Rain streaks the long library windows, distorting the gray campus quad into a watercolor smear. The air in the narrow history stacks smells of dust, mildew, and the particular sweetness of decaying paper. Elenora Park hunches at a small oak carrel, her spine a tense curve under a simple gray cardigan. Her fingers, delicate and trembling slightly, trace a line in her textbook about Goryeo dynasty ceramics. Her own lunch sits neatly to the side: a bento box with precisely arranged kimbap, peeled orange segments, and a thermos of barley tea.
A shadow falls across the page. Then a manicured hand, tanned and strong, slams the heavy book shut. The impact cracks like gunfire in the silent aisle.
"Oops."
Elenora flinches. The scent hits her first—Chloe Jameson’s perfume, a cloying mix of vanilla and synthetic jasmine that fights the old paper smell and wins. It’s the same perfume that lingered in the bathroom after they’d pinned her there last semester, just to see her flinch.
"Mixed breeds don't belong in our archives," Chloe says, leaning her sorority-sport frame over the carrel. Her bleached hair brushes Elenora’s shoulder. Her voice is a theatrical sneer, meant to carry. "These are primary sources, Ellie. Not your personal fanfiction."
Elenora’s gaze stays fixed on the closed book. Her thumb finds a familiar ridge on the thermos lid, a chip from when she’d dropped it fleeing the cafeteria. She counts her breaths. In. Out.
"Cat got your tongue? Or just realizing your kind doesn’t have a history here?" Chloe’s smile is all teeth.
Another shadow joins the first, longer and calmer. It falls across both of them.
David Singh materializes from between the shelves, moving with the quiet, entitled ease of someone who owns the ground he walks on. His charcoal sweater is cashmere, his dark jeans perfectly fitted. He smells of sandalwood soap and dry-cleaning. He doesn't look at Chloe. His warm brown eyes are on Elenora’s profile.
"Walk away, C.J.," he says. His voice is soft, almost bored. His hand comes to rest on the back of Elenora’s wooden chair, his knuckles brushing the wool of her cardigan.
Chloe’s smirk falters. Her blue eyes flick from David’s face to his possessive hand. She takes a half-step back, the aggression leaching into calculation. "This isn't over, Ellie."
She storms off, her athletic strides loud and purposeful, leaving a trail of aggressive perfume in the dust.
Silence floods back, heavier now. Elenora watches David’s hand. His knuckles are white where they grip the chair. The wood groans under the pressure.
"Why," she whispers, finally looking up at him. Her voice is steady, but the tremor has moved to her knees, pressed together under the table. "Why do you keep doing this?"
Rain traces paths down the window behind him, catching the fluorescent light. A drop hangs from his sharp jawline, clinging. He studies her face—the porcelain skin, the dark eyes holding too much understanding.
He releases the chair. His fingers, warm and dry, slide under her chin. He tilts her face up. The motion is not gentle. It’s definitive.

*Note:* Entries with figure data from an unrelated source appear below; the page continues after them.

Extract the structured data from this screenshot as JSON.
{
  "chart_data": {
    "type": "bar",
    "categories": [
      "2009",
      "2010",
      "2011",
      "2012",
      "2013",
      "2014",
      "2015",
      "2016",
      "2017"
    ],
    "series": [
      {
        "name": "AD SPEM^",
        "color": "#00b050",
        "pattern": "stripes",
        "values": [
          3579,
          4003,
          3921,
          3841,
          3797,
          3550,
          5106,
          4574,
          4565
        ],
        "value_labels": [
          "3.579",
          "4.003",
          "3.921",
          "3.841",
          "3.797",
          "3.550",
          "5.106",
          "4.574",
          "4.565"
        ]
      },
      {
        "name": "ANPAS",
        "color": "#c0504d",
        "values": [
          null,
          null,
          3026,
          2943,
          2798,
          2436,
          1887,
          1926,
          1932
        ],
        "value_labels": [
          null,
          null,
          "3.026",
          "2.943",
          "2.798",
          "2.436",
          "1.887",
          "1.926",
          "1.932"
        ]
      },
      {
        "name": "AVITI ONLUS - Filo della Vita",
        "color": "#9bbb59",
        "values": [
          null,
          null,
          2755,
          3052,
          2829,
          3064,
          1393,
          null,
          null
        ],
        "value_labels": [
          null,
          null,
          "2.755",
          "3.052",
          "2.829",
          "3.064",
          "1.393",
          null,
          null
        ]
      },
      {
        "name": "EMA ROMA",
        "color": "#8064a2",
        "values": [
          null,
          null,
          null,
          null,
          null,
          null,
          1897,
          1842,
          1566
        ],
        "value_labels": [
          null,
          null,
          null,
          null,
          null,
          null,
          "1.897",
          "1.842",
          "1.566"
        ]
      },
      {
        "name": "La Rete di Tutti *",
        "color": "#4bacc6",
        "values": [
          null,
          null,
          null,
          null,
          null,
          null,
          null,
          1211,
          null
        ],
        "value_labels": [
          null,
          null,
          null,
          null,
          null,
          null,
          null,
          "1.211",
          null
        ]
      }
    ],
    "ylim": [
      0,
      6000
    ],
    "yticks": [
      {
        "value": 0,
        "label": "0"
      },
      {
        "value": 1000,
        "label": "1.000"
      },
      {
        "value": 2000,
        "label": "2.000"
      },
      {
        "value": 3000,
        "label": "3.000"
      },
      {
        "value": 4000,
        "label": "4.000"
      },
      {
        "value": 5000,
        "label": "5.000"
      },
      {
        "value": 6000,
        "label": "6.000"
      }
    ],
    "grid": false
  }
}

"Because," David says. The raindrop falls from his jaw. It lands, cool, on the back of her hand where it rests on the textbook. "You're mine to break."

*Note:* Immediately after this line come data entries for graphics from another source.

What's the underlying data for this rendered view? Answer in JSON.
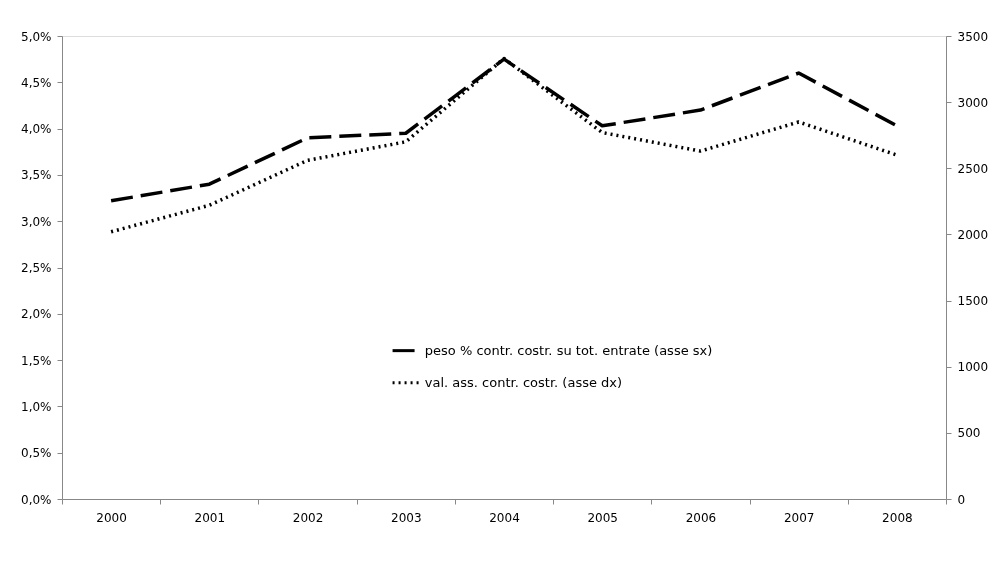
{
  "chart_data": {
    "type": "line",
    "categories": [
      "2000",
      "2001",
      "2002",
      "2003",
      "2004",
      "2005",
      "2006",
      "2007",
      "2008"
    ],
    "series": [
      {
        "name": "peso % contr. costr. su tot. entrate (asse sx)",
        "color": "#000000",
        "line_style": "dashed",
        "values": [
          3.22,
          3.4,
          3.9,
          3.95,
          4.75,
          4.03,
          4.2,
          4.6,
          4.03
        ]
      },
      {
        "name": "val. ass. contr. costr. (asse dx)",
        "color": "#000000",
        "line_style": "dotted",
        "axis": "y2",
        "values": [
          2020,
          2220,
          2560,
          2700,
          3330,
          2770,
          2630,
          2850,
          2600
        ]
      }
    ],
    "ylim": [
      0,
      5
    ],
    "yticks": [
      {
        "value": 0,
        "label": "0,0%"
      },
      {
        "value": 0.5,
        "label": "0,5%"
      },
      {
        "value": 1,
        "label": "1,0%"
      },
      {
        "value": 1.5,
        "label": "1,5%"
      },
      {
        "value": 2,
        "label": "2,0%"
      },
      {
        "value": 2.5,
        "label": "2,5%"
      },
      {
        "value": 3,
        "label": "3,0%"
      },
      {
        "value": 3.5,
        "label": "3,5%"
      },
      {
        "value": 4,
        "label": "4,0%"
      },
      {
        "value": 4.5,
        "label": "4,5%"
      },
      {
        "value": 5,
        "label": "5,0%"
      }
    ],
    "y2lim": [
      0,
      3500
    ],
    "y2ticks": [
      0,
      500,
      1000,
      1500,
      2000,
      2500,
      3000,
      3500
    ],
    "grid": false,
    "legend": "bottom"
  }
}
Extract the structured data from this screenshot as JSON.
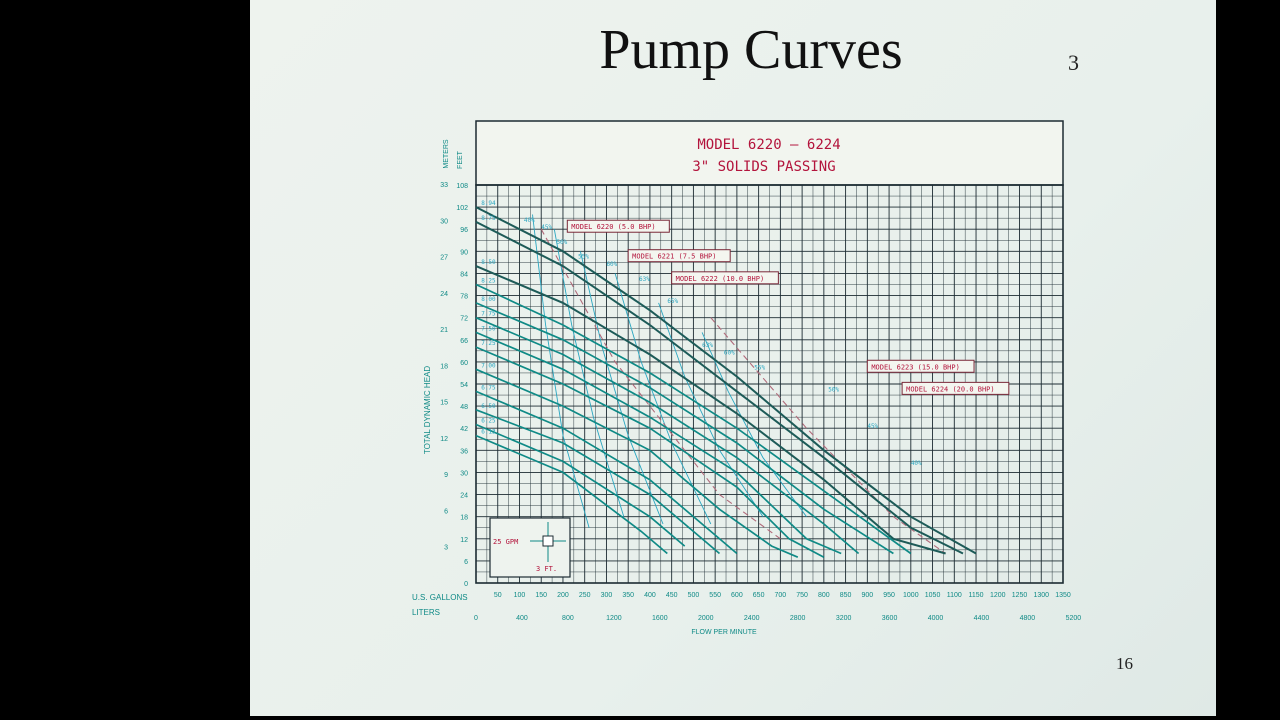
{
  "slide": {
    "title": "Pump Curves",
    "corner_number": "3",
    "page_number": "16"
  },
  "colors": {
    "background": "#000000",
    "slide": "#eaf1ec",
    "grid": "#1c2b32",
    "curve": "#0f8a86",
    "efficiency": "#2aa6c0",
    "npsh": "#b06a7a",
    "label_text": "#b3143c"
  },
  "chart_data": {
    "type": "line",
    "title": "MODEL 6220 – 6224",
    "subtitle": "3\" SOLIDS PASSING",
    "xlabel_gallons": "U.S. GALLONS",
    "xlabel_liters": "LITERS",
    "xlabel_bottom": "FLOW PER MINUTE",
    "ylabel_feet": "TOTAL DYNAMIC HEAD",
    "ylabel_meters_unit": "METERS",
    "ylabel_feet_unit": "FEET",
    "xlim": [
      0,
      1350
    ],
    "ylim": [
      0,
      108
    ],
    "grid": true,
    "x_ticks_gpm": [
      "50",
      "100",
      "150",
      "200",
      "250",
      "300",
      "350",
      "400",
      "450",
      "500",
      "550",
      "600",
      "650",
      "700",
      "750",
      "800",
      "850",
      "900",
      "950",
      "1000",
      "1050",
      "1100",
      "1150",
      "1200",
      "1250",
      "1300",
      "1350"
    ],
    "x_ticks_liters": [
      "0",
      "400",
      "800",
      "1200",
      "1600",
      "2000",
      "2400",
      "2800",
      "3200",
      "3600",
      "4000",
      "4400",
      "4800",
      "5200"
    ],
    "y_ticks_feet": [
      "0",
      "6",
      "12",
      "18",
      "24",
      "30",
      "36",
      "42",
      "48",
      "54",
      "60",
      "66",
      "72",
      "78",
      "84",
      "90",
      "96",
      "102",
      "108"
    ],
    "y_ticks_meters": [
      "3",
      "6",
      "9",
      "12",
      "15",
      "18",
      "21",
      "24",
      "27",
      "30",
      "33"
    ],
    "model_labels": [
      {
        "text": "MODEL 6220 (5.0 BHP)",
        "at": [
          210,
          96
        ]
      },
      {
        "text": "MODEL 6221 (7.5 BHP)",
        "at": [
          350,
          88
        ]
      },
      {
        "text": "MODEL 6222 (10.0 BHP)",
        "at": [
          450,
          82
        ]
      },
      {
        "text": "MODEL 6223 (15.0 BHP)",
        "at": [
          900,
          58
        ]
      },
      {
        "text": "MODEL 6224 (20.0 BHP)",
        "at": [
          980,
          52
        ]
      }
    ],
    "efficiency_labels": [
      "40%",
      "45%",
      "50%",
      "55%",
      "60%",
      "63%",
      "65%",
      "63%",
      "60%",
      "55%",
      "50%",
      "45%",
      "40%"
    ],
    "impeller_labels": [
      "8.94",
      "8.75",
      "8.50",
      "8.25",
      "8.00",
      "7.75",
      "7.50",
      "7.25",
      "7.00",
      "6.75",
      "6.50",
      "6.25",
      "6.13"
    ],
    "scale_box": {
      "flow": "25 GPM",
      "head": "3 FT."
    },
    "series": [
      {
        "values": [
          [
            0,
            102
          ],
          [
            200,
            90
          ],
          [
            400,
            74
          ],
          [
            600,
            56
          ],
          [
            800,
            36
          ],
          [
            1000,
            18
          ],
          [
            1150,
            8
          ]
        ]
      },
      {
        "values": [
          [
            0,
            98
          ],
          [
            200,
            86
          ],
          [
            400,
            70
          ],
          [
            600,
            52
          ],
          [
            800,
            34
          ],
          [
            1000,
            15
          ],
          [
            1120,
            8
          ]
        ]
      },
      {
        "values": [
          [
            0,
            86
          ],
          [
            200,
            76
          ],
          [
            400,
            62
          ],
          [
            600,
            46
          ],
          [
            800,
            28
          ],
          [
            960,
            12
          ],
          [
            1080,
            8
          ]
        ]
      },
      {
        "values": [
          [
            0,
            81
          ],
          [
            200,
            70
          ],
          [
            400,
            57
          ],
          [
            600,
            42
          ],
          [
            800,
            25
          ],
          [
            1000,
            8
          ]
        ]
      },
      {
        "values": [
          [
            0,
            76
          ],
          [
            200,
            66
          ],
          [
            400,
            53
          ],
          [
            600,
            38
          ],
          [
            800,
            20
          ],
          [
            960,
            8
          ]
        ]
      },
      {
        "values": [
          [
            0,
            72
          ],
          [
            200,
            62
          ],
          [
            400,
            49
          ],
          [
            600,
            34
          ],
          [
            800,
            16
          ],
          [
            880,
            8
          ]
        ]
      },
      {
        "values": [
          [
            0,
            68
          ],
          [
            200,
            58
          ],
          [
            400,
            45
          ],
          [
            600,
            30
          ],
          [
            760,
            12
          ],
          [
            840,
            8
          ]
        ]
      },
      {
        "values": [
          [
            0,
            64
          ],
          [
            200,
            54
          ],
          [
            400,
            42
          ],
          [
            600,
            26
          ],
          [
            720,
            12
          ],
          [
            800,
            7
          ]
        ]
      },
      {
        "values": [
          [
            0,
            58
          ],
          [
            200,
            48
          ],
          [
            400,
            36
          ],
          [
            560,
            20
          ],
          [
            680,
            10
          ],
          [
            740,
            7
          ]
        ]
      },
      {
        "values": [
          [
            0,
            52
          ],
          [
            200,
            42
          ],
          [
            400,
            28
          ],
          [
            520,
            16
          ],
          [
            600,
            8
          ]
        ]
      },
      {
        "values": [
          [
            0,
            47
          ],
          [
            200,
            38
          ],
          [
            400,
            24
          ],
          [
            500,
            14
          ],
          [
            560,
            8
          ]
        ]
      },
      {
        "values": [
          [
            0,
            43
          ],
          [
            200,
            33
          ],
          [
            400,
            18
          ],
          [
            480,
            10
          ]
        ]
      },
      {
        "values": [
          [
            0,
            40
          ],
          [
            200,
            30
          ],
          [
            380,
            14
          ],
          [
            440,
            8
          ]
        ]
      }
    ]
  }
}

He says it like a fact. Like a property deed. Her breath catches, not in fear, but in a terrible, shameful recognition. The warmth of his fingers brands her skin.
He leans down. He kisses her. It's not tender. It's a claim. His mouth is firm, deliberate, sealing the words against her lips. She doesn't move. She doesn't pull away. Her hands stay frozen on the table, one still under that cold drop of rain.
He pulls back first. His eyes search hers, looking for the crack. The one he just made. He finds it. A slight, stunned parting of her lips. The faintest flush on her neck.
Perfect.
He straightens, adjusts his sweater cuff. He walks away without another word, disappearing into the stacks as quietly as he arrived. The hum of the lights fills the space he left. Elenora stares at the water spot on her history book. She slowly brings her fingers to her mouth.